Томиэ Охара - Ее звали О-Эн
Чтить чистоту и умереть за правду —
Так в старину учили мудрецы.
(Перевод А. Ахматовой.)
Эта мысль мне близка — видно, так судил рок. Нет, это не смирение — я принимаю это но доброй воле. Здесь, в темнице, тело наше сковано. Но дух свободен. Здесь перед нами раскрылись все формы духовной жизни, и потому наше существование достойно человека. Да, мы живем в заточении… Что ж, таков истинный облик властителей. Но здесь существуют и привязанности, и земные страсти… (Брат бросил беглый взгляд на клетку господина Кинроку.) Здесь свой маленький мир, точь-в-точь такой, как и повсюду, здесь мир людей… Даже если бы мы жили на воле, в том, внешнем мире — не все ли равно?
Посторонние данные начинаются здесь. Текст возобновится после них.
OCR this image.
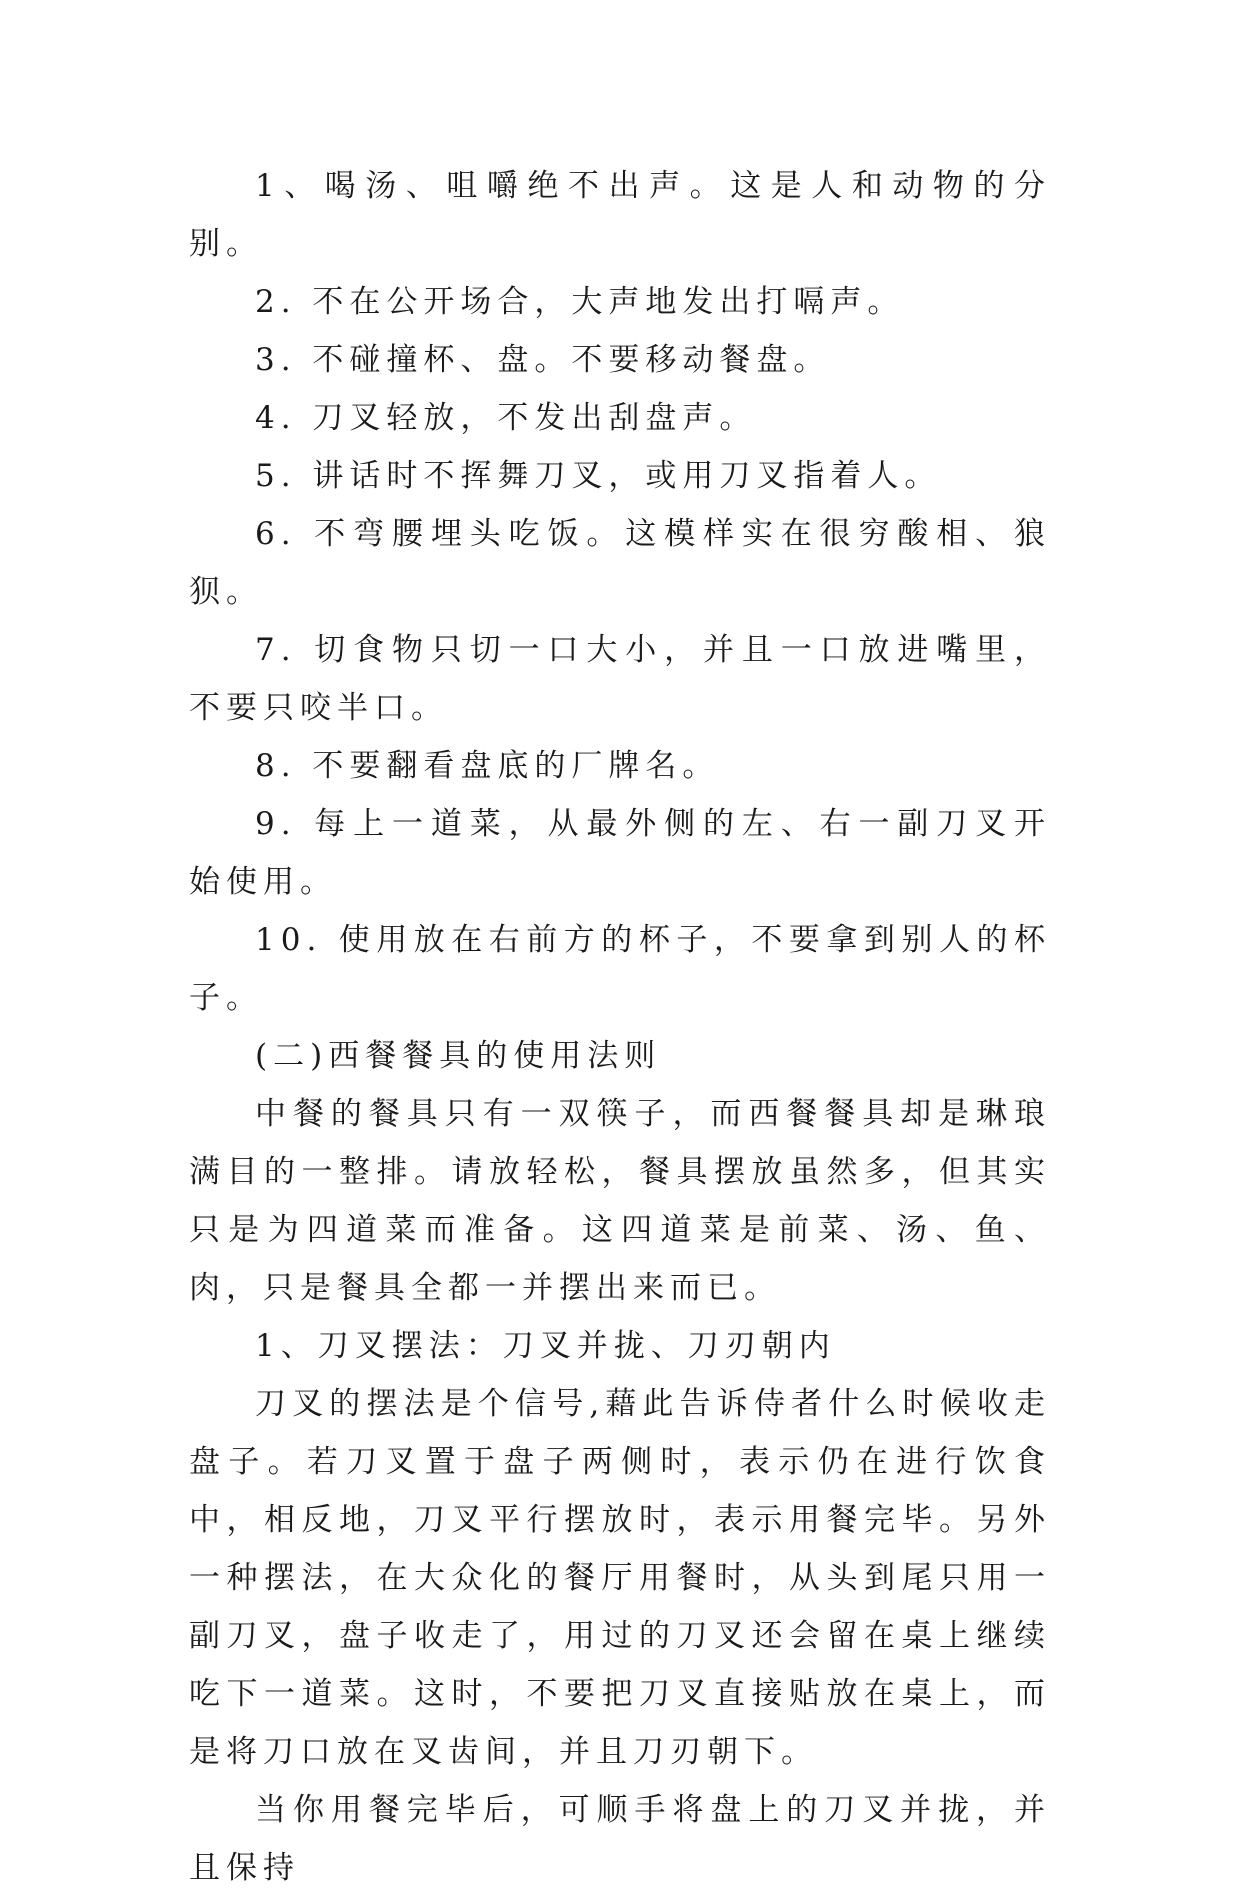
1、喝汤、咀嚼绝不出声。这是人和动物的分别。

2. 不在公开场合，大声地发出打嗝声。

3. 不碰撞杯、盘。不要移动餐盘。

4. 刀叉轻放，不发出刮盘声。

5. 讲话时不挥舞刀叉，或用刀叉指着人。

6. 不弯腰埋头吃饭。这模样实在很穷酸相、狼狈。

7. 切食物只切一口大小，并且一口放进嘴里，不要只咬半口。

8. 不要翻看盘底的厂牌名。

9. 每上一道菜，从最外侧的左、右一副刀叉开始使用。

10. 使用放在右前方的杯子，不要拿到别人的杯子。

(二)西餐餐具的使用法则

中餐的餐具只有一双筷子，而西餐餐具却是琳琅满目的一整排。请放轻松，餐具摆放虽然多，但其实只是为四道菜而准备。这四道菜是前菜、汤、鱼、肉，只是餐具全都一并摆出来而已。

1、刀叉摆法：刀叉并拢、刀刃朝内

刀叉的摆法是个信号,藉此告诉侍者什么时候收走盘子。若刀叉置于盘子两侧时，表示仍在进行饮食中，相反地，刀叉平行摆放时，表示用餐完毕。另外一种摆法，在大众化的餐厅用餐时，从头到尾只用一副刀叉，盘子收走了，用过的刀叉还会留在桌上继续吃下一道菜。这时，不要把刀叉直接贴放在桌上，而是将刀口放在叉齿间，并且刀刃朝下。

当你用餐完毕后，可顺手将盘上的刀叉并拢，并且保持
Мир, окружающий человека, так же тесен, как наша темница. Да, это так, всегда и повсюду… Ведь люди, живущие на свободе, нередко сами уходят от мира, становятся отшельниками… Что ты на это скажешь, Эн? Задумывалась ли ты над тем, что находятся люди, которые сами лишают себя свободы, добровольно покинув мир?
— Это потому, — ответила я, подумав, — что такая жизнь им по вкусу. Каждый понимает свободу по-своему. А я так мечтаю взглянуть на этот греховный мир, который оставляют монахи, и хоть немножко пожить там…
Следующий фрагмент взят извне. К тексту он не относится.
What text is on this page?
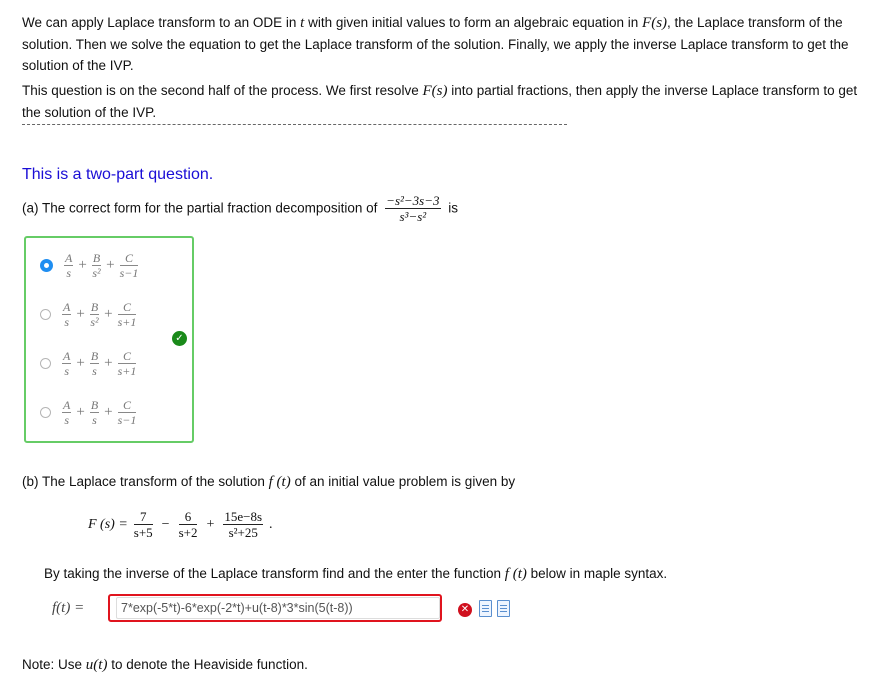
We can apply Laplace transform to an ODE in t with given initial values to form an algebraic equation in F(s), the Laplace transform of the solution. Then we solve the equation to get the Laplace transform of the solution. Finally, we apply the inverse Laplace transform to get the solution of the IVP.

This question is on the second half of the process. We first resolve F(s) into partial fractions, then apply the inverse Laplace transform to get the solution of the IVP.

This is a two-part question.
(a) The correct form for the partial fraction decomposition of $\frac{\text{−s²−3s−3}}{\text{s³−s²}}$ is
$\frac{A}{s} + \frac{B}{\text{s²}} + \frac{C}{s-1}$
$\frac{A}{s} + \frac{B}{\text{s²}} + \frac{C}{s+1}$
$\frac{A}{s} + \frac{B}{s} + \frac{C}{s+1}$
$\frac{A}{s} + \frac{B}{s} + \frac{C}{s-1}$
✓
(b) The Laplace transform of the solution f (t) of an initial value problem is given by
F $(s) = \frac{7}{s+5} - \frac{6}{s+2} + \frac{15e-8s}{\text{s²+25}}$ .
By taking the inverse of the Laplace transform find and the enter the function f (t) below in maple syntax.
f(t) =
7*exp(-5*t)-6*exp(-2*t)+u(t-8)*3*sin(5(t-8))	✕
Note: Use u(t) to denote the Heaviside function.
Мне вдруг захотелось рассмешить брата, напомнив ему слова Сэй-сёнагон (Сэй-сёнагон— придворная дама, жившая на рубеже Х — XI вв., автор прославленной классической книги «Записки у изголовья».):
«О проповедник, бесчувственный деревянный чурбан!..»
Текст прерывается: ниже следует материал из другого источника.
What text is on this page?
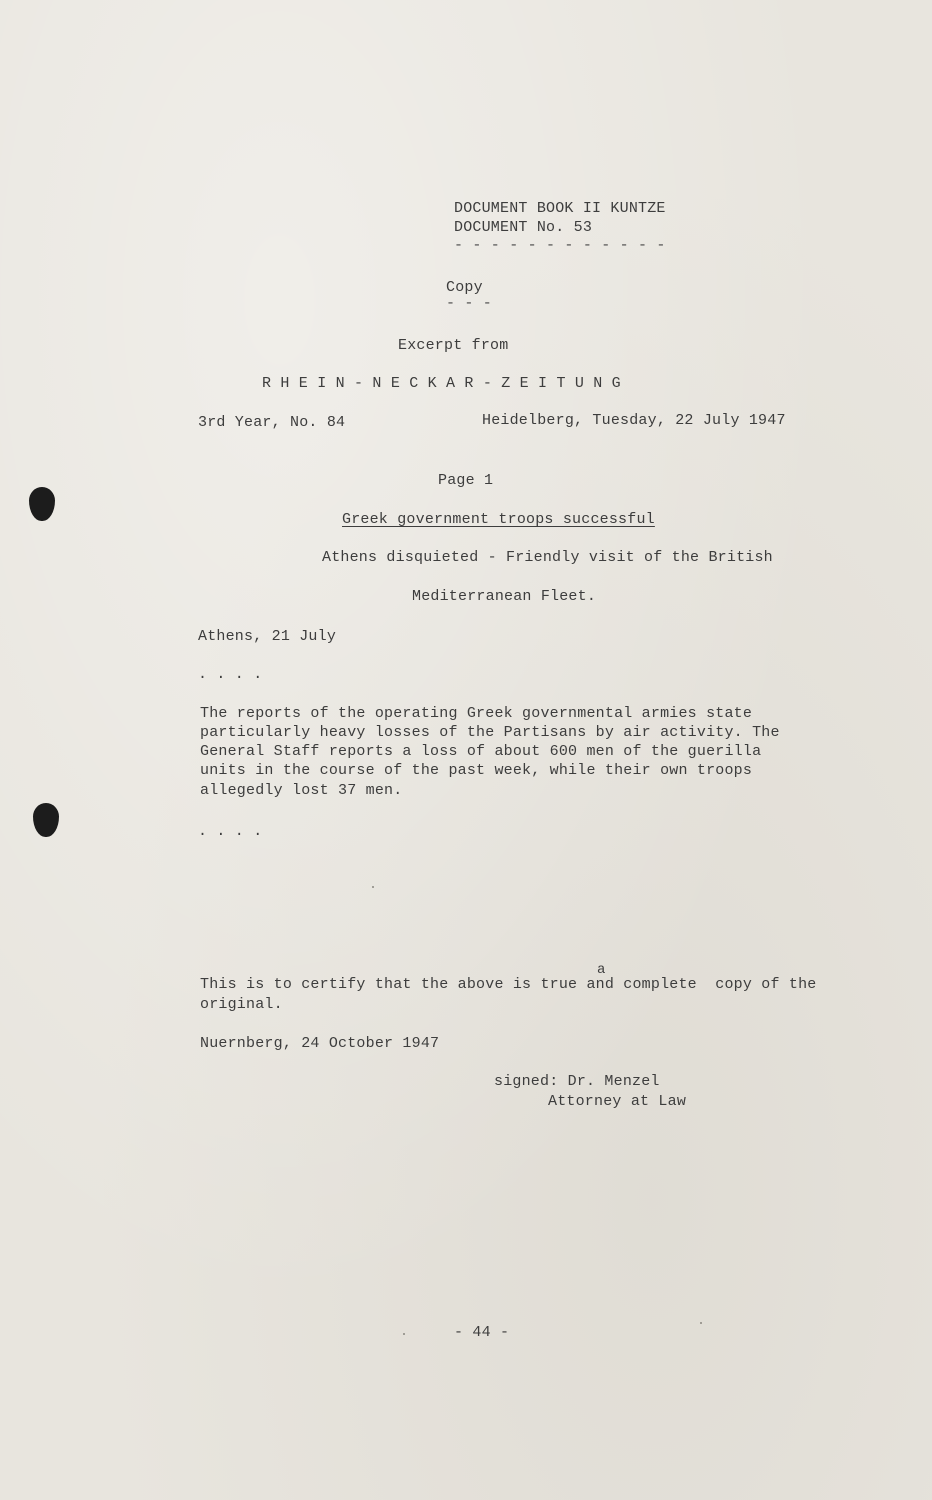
DOCUMENT BOOK II KUNTZE
DOCUMENT No. 53
- - - - - - - - - - - -
Copy
- - -
Excerpt from
R H E I N - N E C K A R - Z E I T U N G
3rd Year, No. 84	Heidelberg, Tuesday, 22 July 1947
Page 1
Greek government troops successful
Athens disquieted - Friendly visit of the British
Mediterranean Fleet.
Athens, 21 July
. . . .
The reports of the operating Greek governmental armies state
particularly heavy losses of the Partisans by air activity. The
General Staff reports a loss of about 600 men of the guerilla
units in the course of the past week, while their own troops
allegedly lost 37 men.
. . . .
a
This is to certify that the above is true and complete  copy of the
original.
Nuernberg, 24 October 1947
signed: Dr. Menzel
Attorney at Law
- 44 -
И еще мне хотелось добавить: «Господин Кисиро говорит, что женщинам недоступны глубокие мысли, зато у мужчин они так глубоки, что напоминают темную бездну, в которой ничего нельзя разглядеть…»
После этого разговора я поняла, что судить поступки отца нам запрещено.
Не потому, что это нарушало заповедь почтения к родителям. Сомнение в деяниях отца, в его величии потрясло бы самые основы нашей жизни в заточении, которая длилась уже больше двадцати лет, лишило бы ее смысла и не принесло бы нам ничего, кроме глубокого разочарования и отчаяния.
Очевидно, господин Кисиро считал, что нужно любой ценой уберечь нас, младших сестер и братьев, от малейших сомнений на этот счет. Ибо от такого разочарования и от отчаяния, которое за ним последует, может исцелить только смерть.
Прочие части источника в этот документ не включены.